Hillsborough disaster Image copyright Hillsborough Inquests
Image caption Ninety-six football fans died as a result of the crush at Hillsborough stadium in Sheffield

A former police chief who oversaw the vetting of officers' statements after the Hillsborough disaster has admitted some facts were removed.

Retired Ch Supt Donald Denton told the new inquests he could see "no reason" why some accounts were changed.

However he denied there was a deliberate attempt to withhold officers' accounts from the original public inquiry in 1989-90.

Ninety-six Liverpool fans died due to a crush at the match on 15 April 1989.

More than 600 police statements were internally reviewed by South Yorkshire Police (SYP), of which about 60 were amended between May 1989 and May 1990, the court heard.

The jury was shown how statements which contained comment on police leadership, lack of manpower and poor communications were altered.

'Crossed out'

Mr Denton, who had overall responsibility for the vetting of statements, told the inquests that removing criticism of senior officers was justified because it was "very largely opinion", whereas criticism of fans was seen as "fact".

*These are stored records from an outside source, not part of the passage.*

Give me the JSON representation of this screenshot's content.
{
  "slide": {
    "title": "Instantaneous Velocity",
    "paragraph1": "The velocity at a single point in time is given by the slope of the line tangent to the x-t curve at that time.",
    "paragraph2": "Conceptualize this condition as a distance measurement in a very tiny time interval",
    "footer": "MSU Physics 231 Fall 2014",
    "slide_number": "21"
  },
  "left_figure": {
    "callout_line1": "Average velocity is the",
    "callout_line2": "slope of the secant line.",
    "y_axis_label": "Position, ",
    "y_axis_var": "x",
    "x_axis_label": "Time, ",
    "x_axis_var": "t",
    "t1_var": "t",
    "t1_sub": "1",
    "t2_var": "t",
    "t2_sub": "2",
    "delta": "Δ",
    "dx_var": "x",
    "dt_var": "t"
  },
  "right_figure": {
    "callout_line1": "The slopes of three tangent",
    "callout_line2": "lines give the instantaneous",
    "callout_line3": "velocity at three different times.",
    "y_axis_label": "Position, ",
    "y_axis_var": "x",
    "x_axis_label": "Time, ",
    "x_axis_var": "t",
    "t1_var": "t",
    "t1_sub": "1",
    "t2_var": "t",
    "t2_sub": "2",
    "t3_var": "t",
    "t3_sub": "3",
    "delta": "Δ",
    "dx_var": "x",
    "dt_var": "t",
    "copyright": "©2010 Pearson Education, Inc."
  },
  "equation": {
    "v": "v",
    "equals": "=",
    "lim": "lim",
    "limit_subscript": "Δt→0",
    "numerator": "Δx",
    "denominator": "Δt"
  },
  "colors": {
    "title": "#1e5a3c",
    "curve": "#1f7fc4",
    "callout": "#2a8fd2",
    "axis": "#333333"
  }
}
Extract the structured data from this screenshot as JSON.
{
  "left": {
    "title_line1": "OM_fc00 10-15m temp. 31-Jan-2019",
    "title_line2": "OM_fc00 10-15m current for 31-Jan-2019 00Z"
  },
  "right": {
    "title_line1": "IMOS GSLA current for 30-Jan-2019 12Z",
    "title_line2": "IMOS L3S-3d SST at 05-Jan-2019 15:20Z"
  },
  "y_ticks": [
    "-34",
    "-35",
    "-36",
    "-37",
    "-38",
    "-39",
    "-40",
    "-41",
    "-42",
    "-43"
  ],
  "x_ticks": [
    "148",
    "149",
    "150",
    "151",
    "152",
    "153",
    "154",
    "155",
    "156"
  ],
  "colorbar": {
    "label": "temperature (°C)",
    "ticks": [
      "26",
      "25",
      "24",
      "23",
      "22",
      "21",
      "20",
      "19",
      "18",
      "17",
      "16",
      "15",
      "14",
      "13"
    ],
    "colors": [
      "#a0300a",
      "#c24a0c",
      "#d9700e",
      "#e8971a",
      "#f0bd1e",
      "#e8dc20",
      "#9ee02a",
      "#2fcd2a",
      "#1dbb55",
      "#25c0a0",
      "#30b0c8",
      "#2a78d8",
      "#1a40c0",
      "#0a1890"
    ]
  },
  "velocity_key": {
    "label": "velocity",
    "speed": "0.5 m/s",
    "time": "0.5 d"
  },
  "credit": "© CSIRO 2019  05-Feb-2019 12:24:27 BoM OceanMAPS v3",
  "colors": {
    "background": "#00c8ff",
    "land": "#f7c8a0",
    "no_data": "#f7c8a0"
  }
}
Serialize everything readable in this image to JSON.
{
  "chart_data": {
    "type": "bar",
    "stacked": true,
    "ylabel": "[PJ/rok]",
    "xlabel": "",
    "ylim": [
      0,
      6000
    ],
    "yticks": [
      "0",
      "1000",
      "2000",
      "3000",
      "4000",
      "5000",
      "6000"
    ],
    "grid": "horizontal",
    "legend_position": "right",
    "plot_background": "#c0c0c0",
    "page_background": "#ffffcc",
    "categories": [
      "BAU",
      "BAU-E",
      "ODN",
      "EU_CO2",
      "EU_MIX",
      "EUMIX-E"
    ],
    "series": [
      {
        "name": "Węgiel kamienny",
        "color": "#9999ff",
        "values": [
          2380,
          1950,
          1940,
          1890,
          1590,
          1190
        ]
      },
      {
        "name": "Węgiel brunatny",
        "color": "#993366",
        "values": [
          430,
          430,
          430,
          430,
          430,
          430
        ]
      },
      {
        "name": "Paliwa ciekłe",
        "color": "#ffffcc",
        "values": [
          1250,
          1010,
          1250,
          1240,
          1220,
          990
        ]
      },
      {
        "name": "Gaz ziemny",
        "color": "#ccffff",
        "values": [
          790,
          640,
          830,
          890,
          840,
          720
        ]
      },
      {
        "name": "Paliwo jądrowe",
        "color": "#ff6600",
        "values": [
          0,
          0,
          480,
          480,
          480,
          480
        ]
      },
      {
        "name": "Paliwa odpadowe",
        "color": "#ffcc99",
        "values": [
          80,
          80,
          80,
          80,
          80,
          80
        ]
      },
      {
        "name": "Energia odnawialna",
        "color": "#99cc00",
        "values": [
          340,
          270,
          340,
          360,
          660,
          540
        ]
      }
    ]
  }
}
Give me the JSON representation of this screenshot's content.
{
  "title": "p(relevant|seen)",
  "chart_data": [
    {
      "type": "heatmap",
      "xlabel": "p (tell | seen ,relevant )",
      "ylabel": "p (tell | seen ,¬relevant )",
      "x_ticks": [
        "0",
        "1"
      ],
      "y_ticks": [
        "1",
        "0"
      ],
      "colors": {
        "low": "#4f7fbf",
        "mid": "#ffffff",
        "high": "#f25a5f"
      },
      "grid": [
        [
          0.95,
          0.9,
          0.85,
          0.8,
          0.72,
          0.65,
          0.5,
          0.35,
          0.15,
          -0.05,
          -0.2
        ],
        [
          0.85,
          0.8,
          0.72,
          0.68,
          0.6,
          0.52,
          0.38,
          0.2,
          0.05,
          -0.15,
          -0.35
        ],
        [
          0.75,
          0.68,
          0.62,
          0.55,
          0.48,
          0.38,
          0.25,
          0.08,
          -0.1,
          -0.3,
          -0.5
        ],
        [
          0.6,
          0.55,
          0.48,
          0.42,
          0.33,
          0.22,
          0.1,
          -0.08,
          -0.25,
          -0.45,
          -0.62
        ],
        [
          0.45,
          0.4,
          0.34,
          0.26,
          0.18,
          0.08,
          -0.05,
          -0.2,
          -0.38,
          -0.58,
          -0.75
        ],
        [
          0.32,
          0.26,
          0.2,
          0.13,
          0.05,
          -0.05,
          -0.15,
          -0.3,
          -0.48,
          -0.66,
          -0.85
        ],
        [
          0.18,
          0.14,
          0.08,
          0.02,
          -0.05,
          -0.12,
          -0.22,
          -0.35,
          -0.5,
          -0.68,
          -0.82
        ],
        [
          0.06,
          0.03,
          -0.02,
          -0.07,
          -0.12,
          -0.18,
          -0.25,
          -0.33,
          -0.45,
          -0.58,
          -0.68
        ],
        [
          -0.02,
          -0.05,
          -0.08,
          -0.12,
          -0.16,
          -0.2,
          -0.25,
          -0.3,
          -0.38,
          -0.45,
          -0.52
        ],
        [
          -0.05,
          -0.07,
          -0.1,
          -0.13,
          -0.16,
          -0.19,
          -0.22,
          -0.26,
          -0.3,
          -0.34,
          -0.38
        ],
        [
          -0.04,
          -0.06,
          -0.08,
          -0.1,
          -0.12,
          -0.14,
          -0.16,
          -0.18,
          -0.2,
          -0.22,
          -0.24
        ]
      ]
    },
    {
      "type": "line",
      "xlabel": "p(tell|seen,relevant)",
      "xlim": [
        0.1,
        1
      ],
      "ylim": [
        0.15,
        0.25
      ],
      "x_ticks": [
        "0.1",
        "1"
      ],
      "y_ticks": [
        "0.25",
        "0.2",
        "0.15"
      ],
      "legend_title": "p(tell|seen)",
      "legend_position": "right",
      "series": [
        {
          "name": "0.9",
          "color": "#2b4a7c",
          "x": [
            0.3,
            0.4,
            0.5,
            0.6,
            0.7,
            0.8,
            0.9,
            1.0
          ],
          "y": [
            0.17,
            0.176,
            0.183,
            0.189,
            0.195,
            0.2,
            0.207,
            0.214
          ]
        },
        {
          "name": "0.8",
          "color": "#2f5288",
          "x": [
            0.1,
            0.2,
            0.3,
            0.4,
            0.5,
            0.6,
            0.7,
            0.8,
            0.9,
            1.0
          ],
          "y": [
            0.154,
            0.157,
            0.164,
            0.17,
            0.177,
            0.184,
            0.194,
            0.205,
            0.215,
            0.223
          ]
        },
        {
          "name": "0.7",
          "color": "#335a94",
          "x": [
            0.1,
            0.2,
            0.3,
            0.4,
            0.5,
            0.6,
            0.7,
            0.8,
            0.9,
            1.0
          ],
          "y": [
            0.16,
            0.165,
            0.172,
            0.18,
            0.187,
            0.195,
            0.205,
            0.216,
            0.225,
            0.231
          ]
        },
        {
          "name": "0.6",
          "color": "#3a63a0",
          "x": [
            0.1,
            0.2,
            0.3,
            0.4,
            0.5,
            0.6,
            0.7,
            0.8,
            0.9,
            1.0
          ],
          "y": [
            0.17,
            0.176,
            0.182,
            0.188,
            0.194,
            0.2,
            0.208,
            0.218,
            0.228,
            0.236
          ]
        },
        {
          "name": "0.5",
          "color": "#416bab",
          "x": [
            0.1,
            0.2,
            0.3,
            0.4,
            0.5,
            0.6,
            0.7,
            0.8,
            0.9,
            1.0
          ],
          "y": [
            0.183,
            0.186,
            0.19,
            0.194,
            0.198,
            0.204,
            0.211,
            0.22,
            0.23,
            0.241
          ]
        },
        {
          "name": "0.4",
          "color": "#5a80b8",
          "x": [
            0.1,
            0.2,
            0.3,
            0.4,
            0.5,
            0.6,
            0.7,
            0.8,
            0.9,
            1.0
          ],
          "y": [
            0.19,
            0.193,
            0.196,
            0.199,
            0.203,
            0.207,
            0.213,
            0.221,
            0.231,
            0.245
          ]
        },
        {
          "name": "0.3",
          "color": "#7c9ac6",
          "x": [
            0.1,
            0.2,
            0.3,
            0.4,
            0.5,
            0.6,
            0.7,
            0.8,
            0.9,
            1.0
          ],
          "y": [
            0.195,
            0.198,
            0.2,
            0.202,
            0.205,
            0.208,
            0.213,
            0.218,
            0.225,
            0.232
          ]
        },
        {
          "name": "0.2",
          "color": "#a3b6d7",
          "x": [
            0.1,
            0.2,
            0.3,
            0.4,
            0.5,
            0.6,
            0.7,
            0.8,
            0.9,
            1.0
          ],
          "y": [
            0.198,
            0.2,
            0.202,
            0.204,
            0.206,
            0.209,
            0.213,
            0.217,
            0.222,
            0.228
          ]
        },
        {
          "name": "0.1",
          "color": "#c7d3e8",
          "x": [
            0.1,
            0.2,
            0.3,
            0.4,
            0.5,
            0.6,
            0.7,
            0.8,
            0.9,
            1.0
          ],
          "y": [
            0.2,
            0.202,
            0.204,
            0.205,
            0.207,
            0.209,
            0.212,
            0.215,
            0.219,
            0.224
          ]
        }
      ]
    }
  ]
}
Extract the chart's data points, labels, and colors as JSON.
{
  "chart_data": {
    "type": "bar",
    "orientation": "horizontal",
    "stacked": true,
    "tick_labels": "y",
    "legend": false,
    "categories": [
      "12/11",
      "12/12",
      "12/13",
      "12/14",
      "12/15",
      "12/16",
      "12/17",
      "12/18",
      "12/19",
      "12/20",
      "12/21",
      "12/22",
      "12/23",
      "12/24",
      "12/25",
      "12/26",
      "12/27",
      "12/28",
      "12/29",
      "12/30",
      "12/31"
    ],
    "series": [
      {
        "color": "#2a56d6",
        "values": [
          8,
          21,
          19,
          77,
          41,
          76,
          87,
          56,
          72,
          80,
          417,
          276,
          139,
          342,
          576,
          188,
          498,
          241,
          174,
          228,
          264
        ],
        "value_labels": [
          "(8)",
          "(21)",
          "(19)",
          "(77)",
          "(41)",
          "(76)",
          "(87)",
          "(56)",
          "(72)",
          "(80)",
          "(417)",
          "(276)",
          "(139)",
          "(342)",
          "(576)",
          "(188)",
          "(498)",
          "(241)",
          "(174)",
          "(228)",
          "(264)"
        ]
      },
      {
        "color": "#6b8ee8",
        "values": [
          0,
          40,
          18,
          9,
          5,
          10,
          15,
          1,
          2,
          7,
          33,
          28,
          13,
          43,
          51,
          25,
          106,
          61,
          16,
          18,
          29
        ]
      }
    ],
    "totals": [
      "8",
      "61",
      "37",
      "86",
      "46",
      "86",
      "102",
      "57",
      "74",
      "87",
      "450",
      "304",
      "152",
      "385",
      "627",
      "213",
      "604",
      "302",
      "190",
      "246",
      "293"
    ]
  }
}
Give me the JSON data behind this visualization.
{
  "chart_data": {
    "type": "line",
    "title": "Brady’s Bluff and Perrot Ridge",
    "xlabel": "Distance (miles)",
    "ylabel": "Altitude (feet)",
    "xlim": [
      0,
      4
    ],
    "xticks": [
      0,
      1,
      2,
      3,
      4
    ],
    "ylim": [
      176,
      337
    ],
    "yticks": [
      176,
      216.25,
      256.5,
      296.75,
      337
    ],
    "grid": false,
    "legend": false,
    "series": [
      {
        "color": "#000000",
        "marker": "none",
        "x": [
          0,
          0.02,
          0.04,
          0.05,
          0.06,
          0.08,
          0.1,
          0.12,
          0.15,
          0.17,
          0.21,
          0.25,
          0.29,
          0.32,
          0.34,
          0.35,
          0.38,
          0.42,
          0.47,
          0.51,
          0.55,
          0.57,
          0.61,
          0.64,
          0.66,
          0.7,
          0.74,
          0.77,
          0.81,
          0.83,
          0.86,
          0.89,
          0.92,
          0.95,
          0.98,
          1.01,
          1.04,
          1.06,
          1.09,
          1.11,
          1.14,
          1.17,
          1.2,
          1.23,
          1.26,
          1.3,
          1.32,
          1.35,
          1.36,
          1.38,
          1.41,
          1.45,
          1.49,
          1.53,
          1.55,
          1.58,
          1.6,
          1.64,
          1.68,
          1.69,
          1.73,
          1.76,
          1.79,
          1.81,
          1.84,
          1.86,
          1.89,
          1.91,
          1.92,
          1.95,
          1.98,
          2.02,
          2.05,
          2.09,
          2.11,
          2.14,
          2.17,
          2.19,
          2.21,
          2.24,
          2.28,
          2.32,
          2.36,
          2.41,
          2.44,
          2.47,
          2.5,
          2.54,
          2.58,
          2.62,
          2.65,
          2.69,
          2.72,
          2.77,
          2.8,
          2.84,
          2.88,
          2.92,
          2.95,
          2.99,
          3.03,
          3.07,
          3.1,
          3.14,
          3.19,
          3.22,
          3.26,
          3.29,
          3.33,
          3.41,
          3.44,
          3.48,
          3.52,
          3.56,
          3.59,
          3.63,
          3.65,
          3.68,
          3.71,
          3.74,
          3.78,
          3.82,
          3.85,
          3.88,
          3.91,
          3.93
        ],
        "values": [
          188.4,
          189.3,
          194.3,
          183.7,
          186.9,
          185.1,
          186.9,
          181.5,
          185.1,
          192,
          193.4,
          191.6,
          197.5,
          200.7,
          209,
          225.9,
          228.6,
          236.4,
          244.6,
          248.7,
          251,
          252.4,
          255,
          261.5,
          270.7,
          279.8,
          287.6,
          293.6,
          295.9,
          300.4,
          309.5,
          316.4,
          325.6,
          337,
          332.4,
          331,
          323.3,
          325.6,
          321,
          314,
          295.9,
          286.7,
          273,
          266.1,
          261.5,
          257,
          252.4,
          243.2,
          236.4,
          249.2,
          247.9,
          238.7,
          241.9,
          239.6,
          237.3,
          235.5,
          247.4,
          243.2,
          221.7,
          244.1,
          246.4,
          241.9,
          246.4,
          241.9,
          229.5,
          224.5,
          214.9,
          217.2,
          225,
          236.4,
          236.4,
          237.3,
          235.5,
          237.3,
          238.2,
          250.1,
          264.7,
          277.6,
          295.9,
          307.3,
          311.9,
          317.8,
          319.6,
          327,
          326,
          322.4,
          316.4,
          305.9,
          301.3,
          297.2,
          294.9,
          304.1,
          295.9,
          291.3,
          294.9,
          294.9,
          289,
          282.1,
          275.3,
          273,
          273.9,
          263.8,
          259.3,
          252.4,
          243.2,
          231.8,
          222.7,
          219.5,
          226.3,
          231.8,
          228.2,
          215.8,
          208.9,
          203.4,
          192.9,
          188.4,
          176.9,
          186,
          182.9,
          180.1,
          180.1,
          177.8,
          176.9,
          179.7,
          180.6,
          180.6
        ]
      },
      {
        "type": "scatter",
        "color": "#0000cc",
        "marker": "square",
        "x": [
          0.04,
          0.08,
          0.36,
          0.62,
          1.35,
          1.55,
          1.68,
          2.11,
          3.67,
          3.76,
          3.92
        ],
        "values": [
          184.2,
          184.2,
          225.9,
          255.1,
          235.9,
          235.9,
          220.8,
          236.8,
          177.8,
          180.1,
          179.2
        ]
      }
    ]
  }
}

In one statement, a sergeant at Hillsborough recalled that, in previous years, a group of police officers was stationed at a tunnel into the central pens at Sheffield Wednesday's stadium.

This part of his statement was crossed out and did not appear in later versions.

Mr Denton, who has now retired from SYP, said: "I can't see any reason why this should have been taken out at all. That should have been left in."

He agreed it was "not satisfactory" that a reference to police radio problems, a year before the disaster, was also removed from another officer's statement.

"Because of the difficulties that were being experienced with the communications system there on the day [in 1989], I would have thought that should remain in," he added.

'Nothing deliberate'

Mr Denton told the jury that SYP's legal advisors suggested the removal of comment, opinion and hearsay from officers' statements, even though it was allowed in the original Taylor public inquiry between 1989 and 1990.

But he admitted he was wrong to tell a previous inquiry all statement changes were suggested by lawyers and none by police.

Pete Weatherby QC, a barrister for 22 bereaved families, put it to him that key evidence about a police tactic to close the tunnel to the Leppings Lane terrace, once the central pens were full, was removed from officers' statements.

He said there was a "train of evidence for this critical matter that is not provided to the Taylor inquiry by South Yorkshire Police".

Mr Denton replied: "I don't accept the construction you're putting on it, sir. It may obviously have been an error somewhere along the line but there was definitely nothing deliberate in withholding statements."

The inquests in Warrington, Cheshire, continue.